Nancy Faeser n'a cité aucun groupe en particulier. Mais ce sont bien les équipements des chinois Huawei et ZTE, présents dans une grande partie des réseaux mobiles 4G et 5G d'Allemagne, qui sont visés. Le mois dernier, une source gouvernementale avait d'ailleurs déclaré à l'agence Reuters que l'Allemagne envisageait d'interdire certains de leurs produits. L'exécutif redoute que leurs infrastructures servent à des fins d'espionnage, ou de sabotage, pour le compte de Pékin.
Huawei très présent dans les réseaux allemands
Il y a deux ans, l'Allemagne avait pourtant adopté une loi sur la sécurité informatique. Celle-ci prévoyait que tous les équipements et logiciels dédiés 5G soit vérifiés et certifiés par différents services.

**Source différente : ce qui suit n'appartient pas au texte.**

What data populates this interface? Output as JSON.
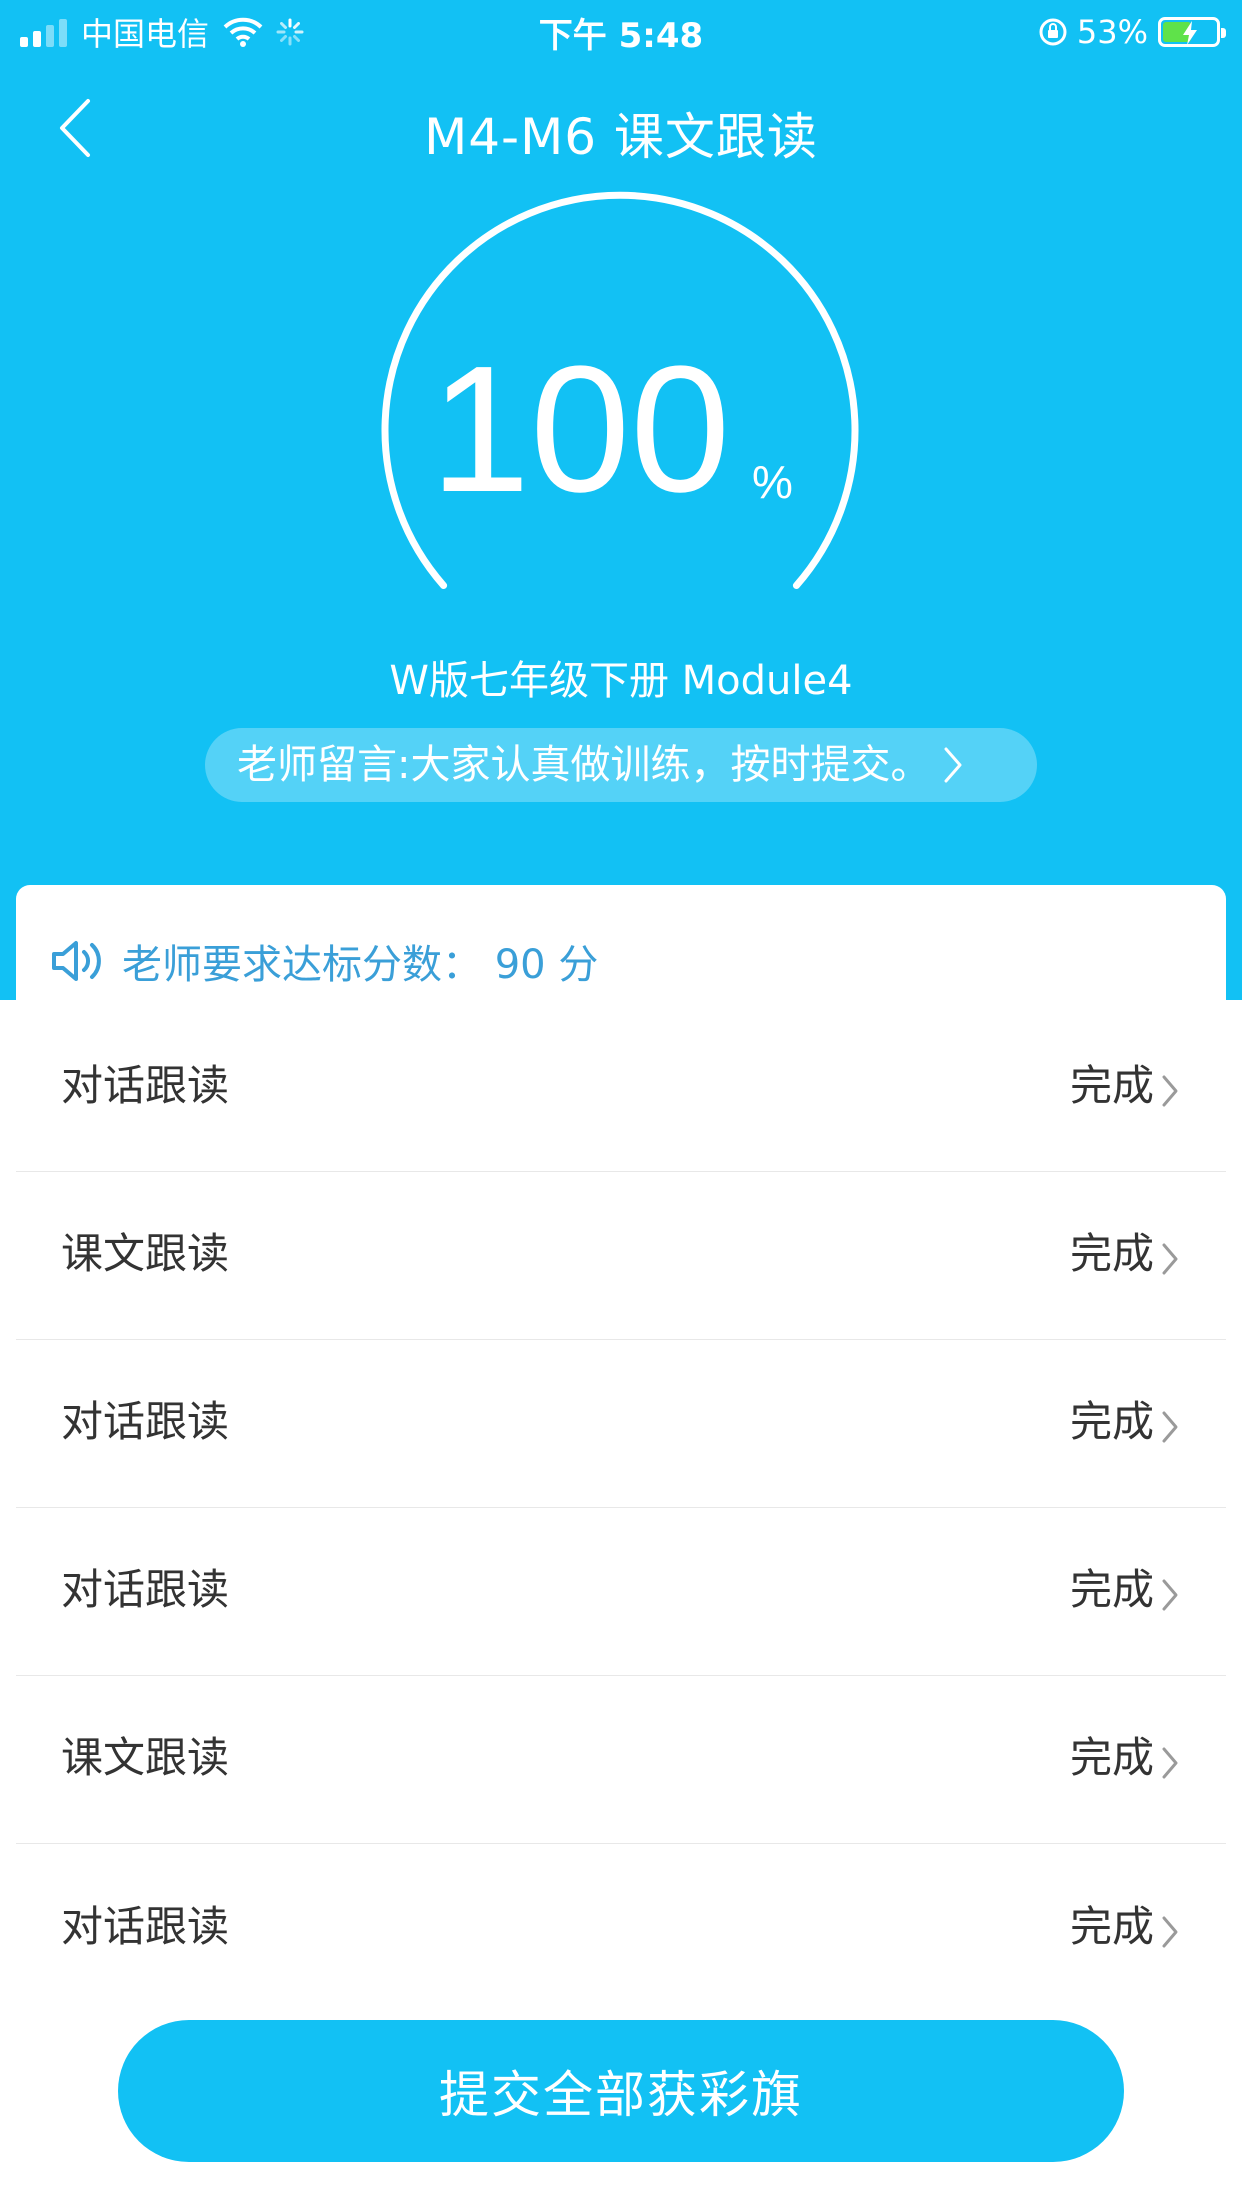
{
  "status_bar": {
    "carrier": "中国电信",
    "time": "下午 5:48",
    "battery": "53%"
  },
  "nav": {
    "title": "M4-M6 课文跟读"
  },
  "progress": {
    "value": "100",
    "unit": "%"
  },
  "book_name": "W版七年级下册 Module4",
  "teacher_note": "老师留言:大家认真做训练，按时提交。",
  "requirement": "老师要求达标分数：  90 分",
  "tasks": [
    {
      "name": "对话跟读",
      "status": "完成"
    },
    {
      "name": "课文跟读",
      "status": "完成"
    },
    {
      "name": "对话跟读",
      "status": "完成"
    },
    {
      "name": "对话跟读",
      "status": "完成"
    },
    {
      "name": "课文跟读",
      "status": "完成"
    },
    {
      "name": "对话跟读",
      "status": "完成"
    }
  ],
  "submit_label": "提交全部获彩旗",
  "colors": {
    "primary": "#12c1f4",
    "requirement_text": "#3a9fd8"
  }
}
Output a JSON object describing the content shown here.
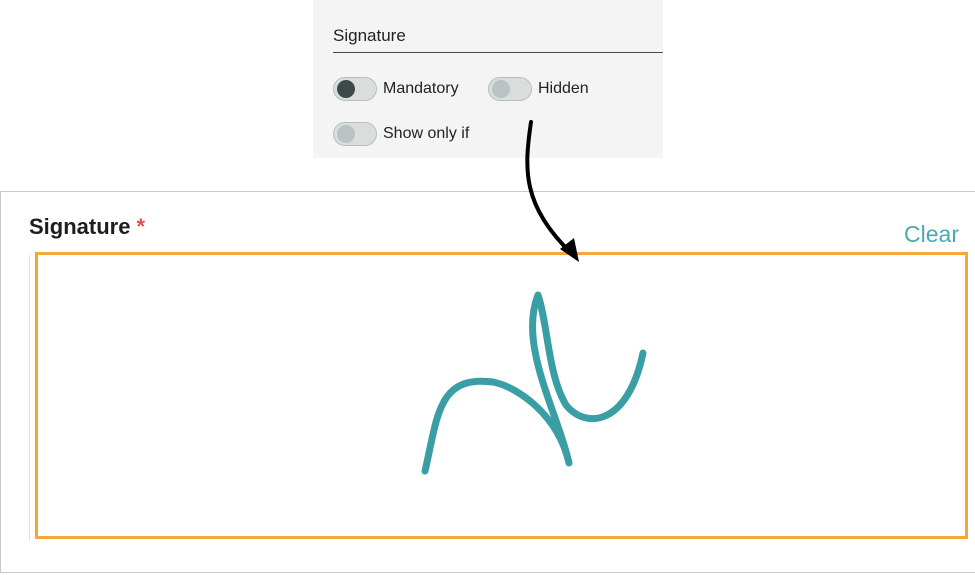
{
  "settings": {
    "field_name": "Signature",
    "toggles": [
      {
        "label": "Mandatory",
        "on": true
      },
      {
        "label": "Hidden",
        "on": false
      },
      {
        "label": "Show only if",
        "on": false
      }
    ]
  },
  "form": {
    "field_label": "Signature",
    "required_marker": "*",
    "clear_label": "Clear"
  },
  "colors": {
    "signature_stroke": "#3a9ea5",
    "pad_border": "#f4a73b",
    "clear_link": "#4aa8b1",
    "required": "#d9534f",
    "arrow": "#000000"
  },
  "icons": {
    "annotation": "curved-arrow-icon"
  }
}
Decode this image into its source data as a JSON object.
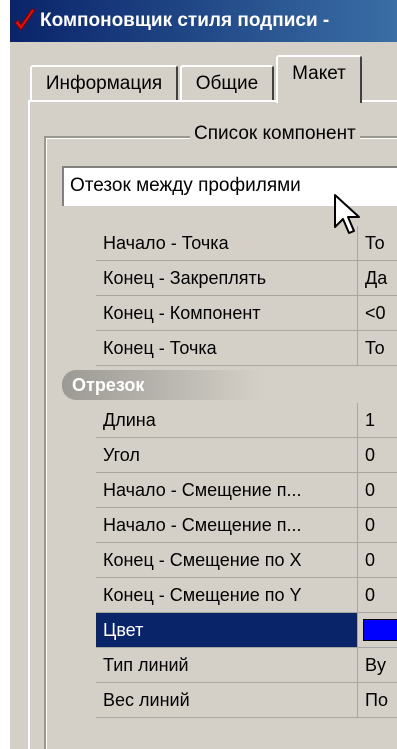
{
  "window": {
    "title": "Компоновщик стиля подписи -"
  },
  "tabs": [
    {
      "label": "Информация"
    },
    {
      "label": "Общие"
    },
    {
      "label": "Макет"
    }
  ],
  "group": {
    "title": "Список компонент"
  },
  "combo": {
    "value": "Отезок между профилями"
  },
  "properties": [
    {
      "name": "Начало - Точка",
      "value": "То"
    },
    {
      "name": "Конец - Закреплять",
      "value": "Да"
    },
    {
      "name": "Конец - Компонент",
      "value": "<0"
    },
    {
      "name": "Конец - Точка",
      "value": "То"
    }
  ],
  "section": {
    "label": "Отрезок"
  },
  "segment_properties": [
    {
      "name": "Длина",
      "value": "1"
    },
    {
      "name": "Угол",
      "value": "0"
    },
    {
      "name": "Начало - Смещение п...",
      "value": "0"
    },
    {
      "name": "Начало - Смещение п...",
      "value": "0"
    },
    {
      "name": "Конец - Смещение по X",
      "value": "0"
    },
    {
      "name": "Конец - Смещение по Y",
      "value": "0"
    },
    {
      "name": "Цвет",
      "value": "",
      "color": "#0000ff",
      "selected": true
    },
    {
      "name": "Тип линий",
      "value": "By"
    },
    {
      "name": "Вес линий",
      "value": "По"
    }
  ],
  "colors": {
    "title_bar": "#0a246a",
    "selection": "#0a246a",
    "color_swatch": "#0000ff"
  },
  "icons": {
    "title": "red-checkmark-icon",
    "cursor": "mouse-pointer-icon"
  }
}
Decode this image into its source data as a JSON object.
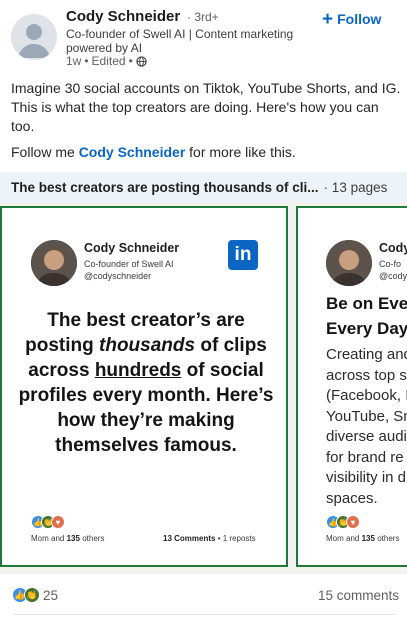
{
  "post": {
    "author": "Cody Schneider",
    "degree": "· 3rd+",
    "headline": "Co-founder of Swell AI | Content marketing powered by AI",
    "time": "1w",
    "edited": "Edited",
    "follow_label": "Follow",
    "text": "Imagine 30 social accounts on Tiktok, YouTube Shorts, and IG. This is what the top creators are doing. Here's how you can too.",
    "follow_prefix": "Follow me",
    "follow_link": "Cody Schneider",
    "follow_suffix": "for more like this."
  },
  "document": {
    "title": "The best creators are posting thousands of cli...",
    "pages": "· 13 pages"
  },
  "slides": [
    {
      "name": "Cody Schneider",
      "sub1": "Co-founder of Swell AI",
      "sub2": "@codyschneider",
      "logo": "in",
      "body_1": "The best creator’s are posting",
      "body_em": "thousands",
      "body_2": "of clips across",
      "body_u": "hundreds",
      "body_3": "of social profiles every month. Here’s how they’re making themselves famous.",
      "react_name": "Mom",
      "react_and": "and",
      "react_count": "135",
      "react_others": "others",
      "comments": "13 Comments",
      "reposts": "• 1 reposts"
    },
    {
      "name": "Cody",
      "sub1": "Co-fo",
      "sub2": "@cody",
      "title_1": "Be on Eve",
      "title_2": "Every Day",
      "lines": [
        "Creating and",
        "across top s",
        "(Facebook, I",
        "YouTube, Sn",
        "diverse audi",
        "for brand re",
        "visibility in d",
        "spaces."
      ],
      "react_name": "Mom",
      "react_and": "and",
      "react_count": "135",
      "react_others": "others"
    }
  ],
  "social": {
    "reaction_count": "25",
    "comments": "15 comments"
  },
  "icons": {
    "like": "thumbs-up-icon",
    "celebrate": "clapping-hands-icon",
    "love": "heart-icon",
    "globe": "globe-icon"
  },
  "colors": {
    "accent": "#0a66c2",
    "slide_border": "#1f7a3a",
    "doc_bar": "#eef3f8"
  }
}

Les opérateurs avaient, alors, écarté les équipements chinois de leurs infrastructures de « cœurs de réseaux », où transitent toutes les communications. Mais ils ont continué à se fournir auprès de Huawei ou de ZTE pour moderniser leurs antennes 4G et les passer en 5G.
D'après Strand Consult, un cabinet danois spécialisé dans les télécoms, 59% d'entre elles proviendraient de fournisseurs chinois. « Huawei jouit d'une plus grande part de marché à Berlin qu'à Pékin, où il partage le marché avec ZTE et d'autres fournisseurs », précise même Strand Consult. Si Deutsch Telekom, Vodafone ou Telefonica devaient remplacer leurs équipements chinois, la note sera forcément très salée... Le déploiement de la 5G, jugée essentielle pour numériser et moderniser les entreprises, devrait aussi en pâtir. Pour Huawei, un bannissement de l'Allemagne, un de ses premiers marchés en Europe, constituerait aussi un coup dur, à l'heure où le groupe, qui pâtit de violentes sanctions américaines, cherche à se relancer.
- Lire aussi : Symbole de la guerre technologique entre la Chine et les Etats-Unis, Meng Wanzhou prend la tête de Huawei
Une décision sous couvert de tensions géopolitiques
Ces débats sur l'avenir de Huawei et de ZTE interviennent alors que l'Allemagne souhaite moins dépendre de la Chine pour ses échanges commerciaux, dans un contexte de fortes tensions géopolitiques depuis le début de la guerre en Ukraine. Au début du mois, Christian Lindner, le ministre allemand des Finances, s'est inquiété de la « forte dépendance » économique de l'Allemagne à la Chine, appelant à « diversifier » les partenaires commerciaux du pays.
Berlin est depuis six ans le principal partenaire économique de l'Empire du milieu. Beaucoup d'industriels allemands ont délocalisé une partie de leur production en Chine. Ils importent donc massivement des éléments indispensables à leur activité depuis ce pays. La Chine est, par ailleurs, l'un des principaux clients de l'énorme secteur automobile allemand.
Berlin risque des mesures de rétorsion
Dans ce contexte, chasser Huawei et ZTE constituerait, forcément, une décision difficile pour Berlin. L'Allemagne pourrait craindre des mesures de rétorsion de Pékin. L'équipementier suédois Ericsson a, par exemple, vu ses parts de marché s'effondrer en Chine après que Stockholm a décidé d'exclure Huawei du pays.